After four amazing dates in three months, my perfect guy disappears. We both have superbusy careers and didn’t have much time to get together but texted daily. Suddenly he stops responding to my texts or phone calls. I went by his office and the receptionist said he was not available. I left a note. No response. I left a note under his windshield a week after I tried to see him. Still nothing. I need closure and he owes me a reason for his change of heart. Please help.
Ghosting is on the rise. Dating partners often disappear (or fade away) when most of the relationship occurred through a screen (like texting or social media), and not in person. Regardless of how connected you felt, four dates in three months is not much of an investment. I bet both of you have been to the grocery store or the gym more than four times in the last 90 days. People make time for their priorities.
Please stop trying to convince yourself that this man owes you something. His silence is all the closure you need. The real problem is that you want to see him to convince him that he made a mistake. And that would be a mistake. Yours.
It’s likely he’ll drift back to you when he gets bored of whoever has his attention now.
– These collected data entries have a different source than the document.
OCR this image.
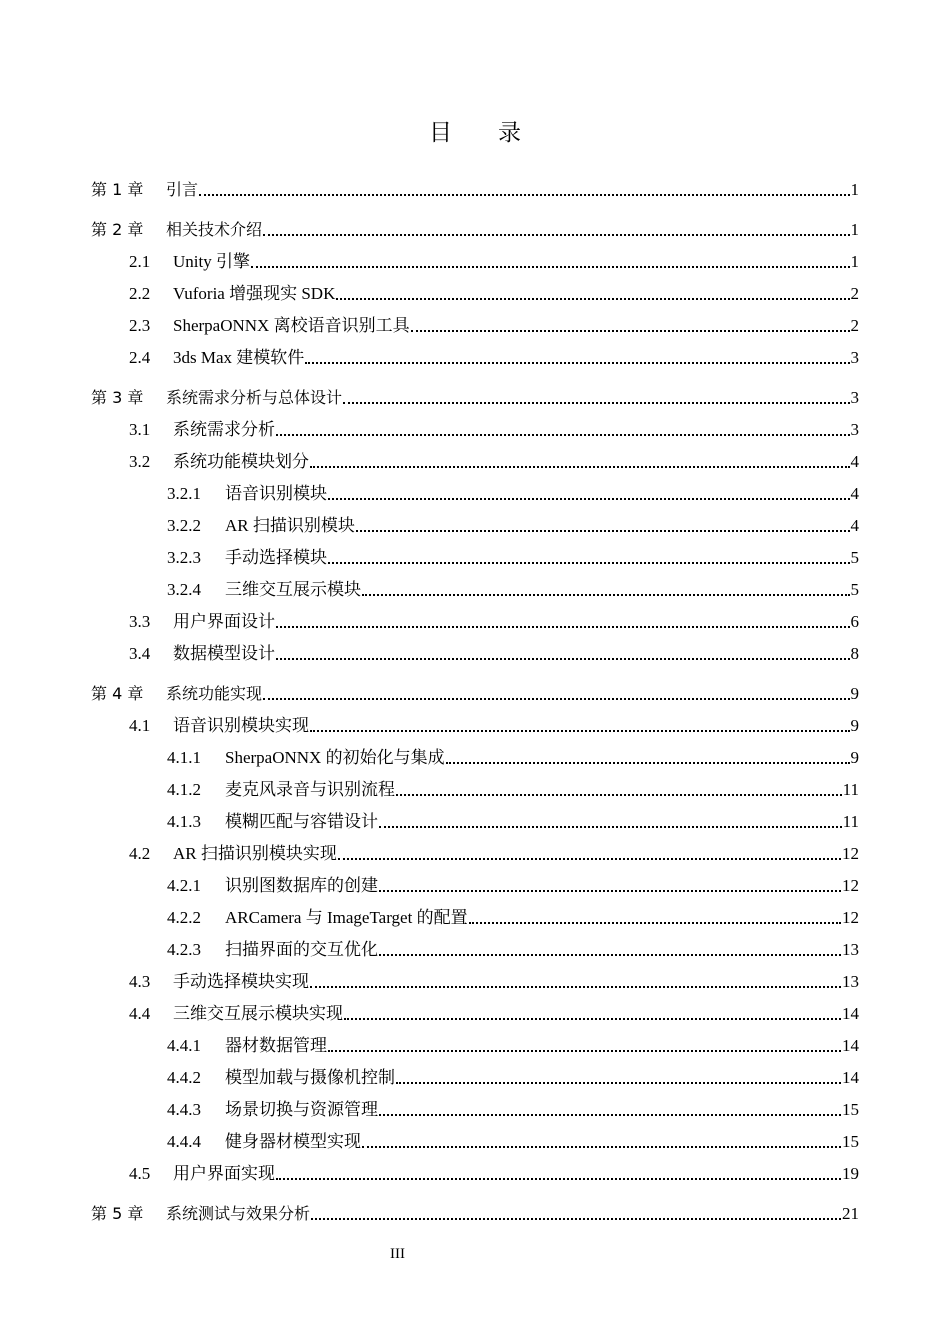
目录
第 1 章	引言	1
第 2 章	相关技术介绍	1
2.1	Unity 引擎	1
2.2	Vuforia 增强现实 SDK	2
2.3	SherpaONNX 离校语音识别工具	2
2.4	3ds Max 建模软件	3
第 3 章	系统需求分析与总体设计	3
3.1	系统需求分析	3
3.2	系统功能模块划分	4
3.2.1	语音识别模块	4
3.2.2	AR 扫描识别模块	4
3.2.3	手动选择模块	5
3.2.4	三维交互展示模块	5
3.3	用户界面设计	6
3.4	数据模型设计	8
第 4 章	系统功能实现	9
4.1	语音识别模块实现	9
4.1.1	SherpaONNX 的初始化与集成	9
4.1.2	麦克风录音与识别流程	11
4.1.3	模糊匹配与容错设计	11
4.2	AR 扫描识别模块实现	12
4.2.1	识别图数据库的创建	12
4.2.2	ARCamera 与 ImageTarget 的配置	12
4.2.3	扫描界面的交互优化	13
4.3	手动选择模块实现	13
4.4	三维交互展示模块实现	14
4.4.1	器材数据管理	14
4.4.2	模型加载与摄像机控制	14
4.4.3	场景切换与资源管理	15
4.4.4	健身器材模型实现	15
4.5	用户界面实现	19
第 5 章	系统测试与效果分析	21
III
But if you let him in and he continues to limit his availability, or if he selects locations for your dates keyed to being seen and not to being with you, or if your communication remains primarily digital, expect to feel haunted again when he ghosts you.
Life is stressful and demanding. Does it have to be? Sometimes, when I’m on Instagram or Pinterest I get the feeling that everyone else has a better, cooler, more beautiful life than I do.
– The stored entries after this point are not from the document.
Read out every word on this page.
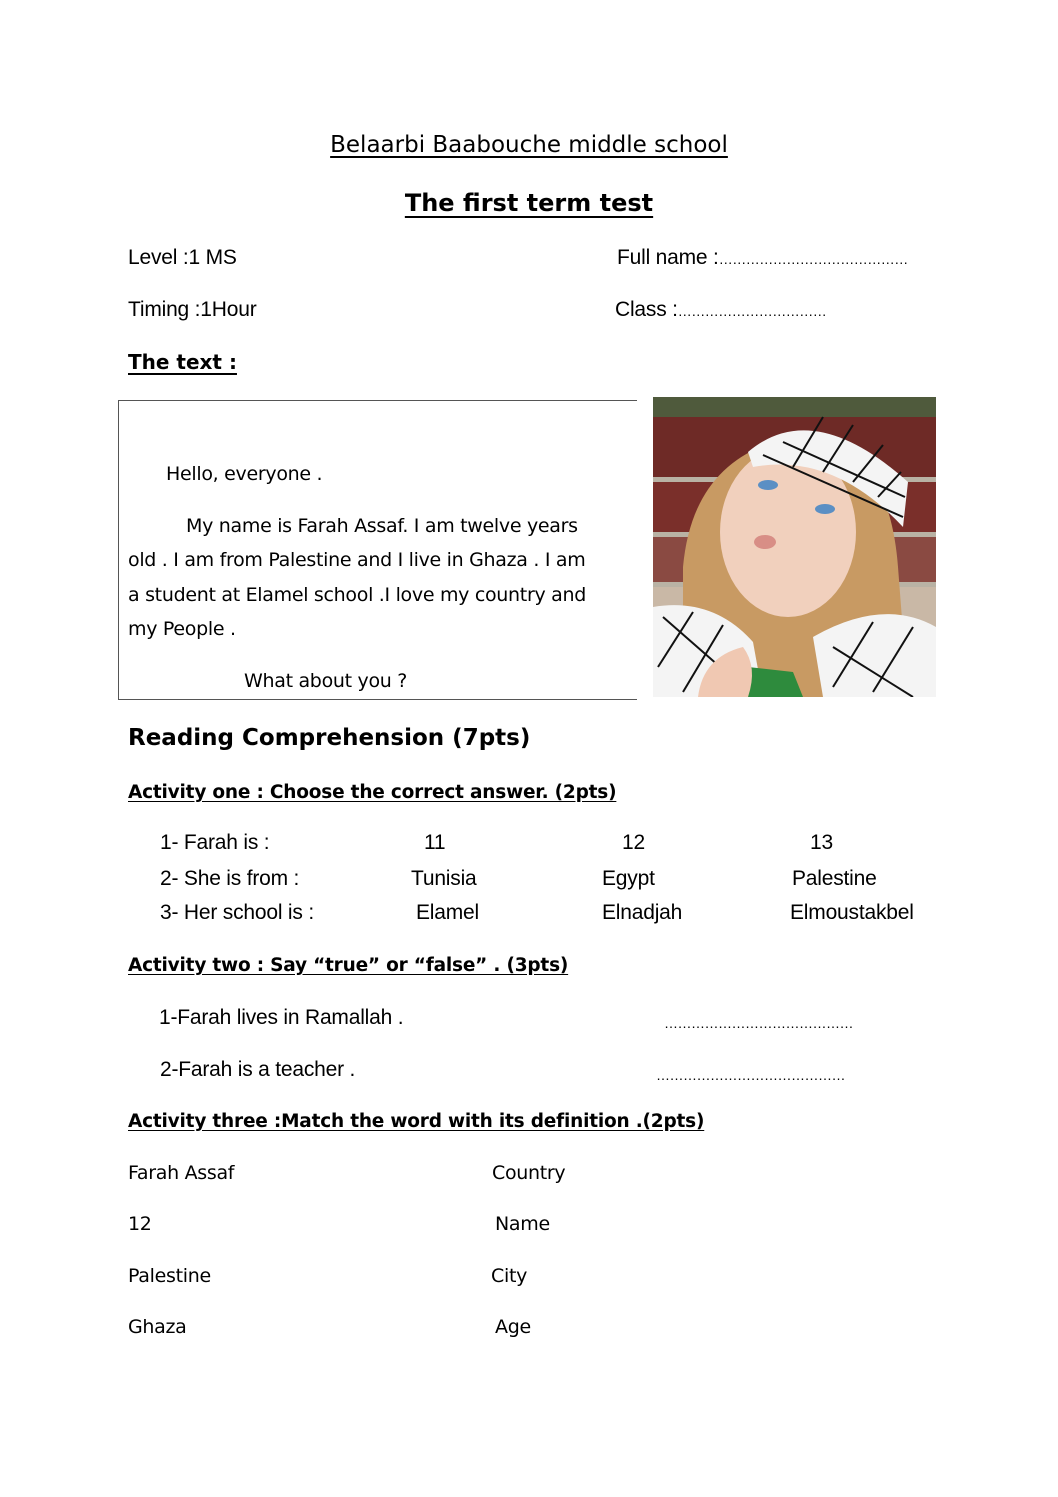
Belaarbi Baabouche middle school
The first term test
Level :1 MS	Full name :……………………………………
Timing :1Hour	Class :……………………………
The text :
Hello, everyone .
My name is Farah Assaf. I am twelve years
old . I am from Palestine and I live in Ghaza . I am
a student at Elamel school .I love my country and
my People .
What about you ?
Reading Comprehension (7pts)
Activity one : Choose the correct answer. (2pts)
1- Farah is :	11	12	13
2- She is from :	Tunisia	Egypt	Palestine
3- Her school is :	Elamel	Elnadjah	Elmoustakbel
Activity two : Say “true” or “false” . (3pts)
1-Farah lives in Ramallah .	……………………………………
2-Farah is a teacher .	……………………………………
Activity three :Match the word with its definition .(2pts)
Farah Assaf	Country
12	Name
Palestine	City
Ghaza	Age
When I’m overwhelmed I ask myself if I am doing too much or if my thoughts about what I’m doing are overwhelming. It’s the latter, much of the time, and that’s good news. I can challenge my thoughts, then expand more fully into my capabilities. Or, I can confront my thoughts, realize I need a break and give myself time to recharge. Both choices are in my best interest. But social media comparathons are not. Social media offers channels for dipping into other people’s lives. But we’re seeing their curated lives, a catalog of carefully controlled online images. There’s often a mess (emotional, mental, spiritual or financial) in the story behind the screen.
I’m burned out. I’ve been working full-time for five years and I feel like I need a break. I would love to travel or pursue a completely different career path. I’m not sure how to decide what to do next, but I know I need something new.
If you’re burned out after five years of full-time work, you may want to re-evaluate how you work. Some people lack the ability to pull back from a 9 a.m. to 9 p.m. schedule of meetings, to-do lists, emails and quarterly reports. These individuals seem to believe that resting to restore mind, body and soul is for the weak-willed. If that description fits you, work is not the problem. The real issue is the need to identify why you don’t cherish yourself. Retreat and remember who you wanted to be. Think back to when you were 5, 7 or 9 years old and wise enough to believe in your capacity to create a fun and satisfying career. After all, when asked, “What do you want to be when you grow up?” no child ever says: “Exhausted, unhappy and under-appreciated.” So consult your younger self for advice on work that inspires joy.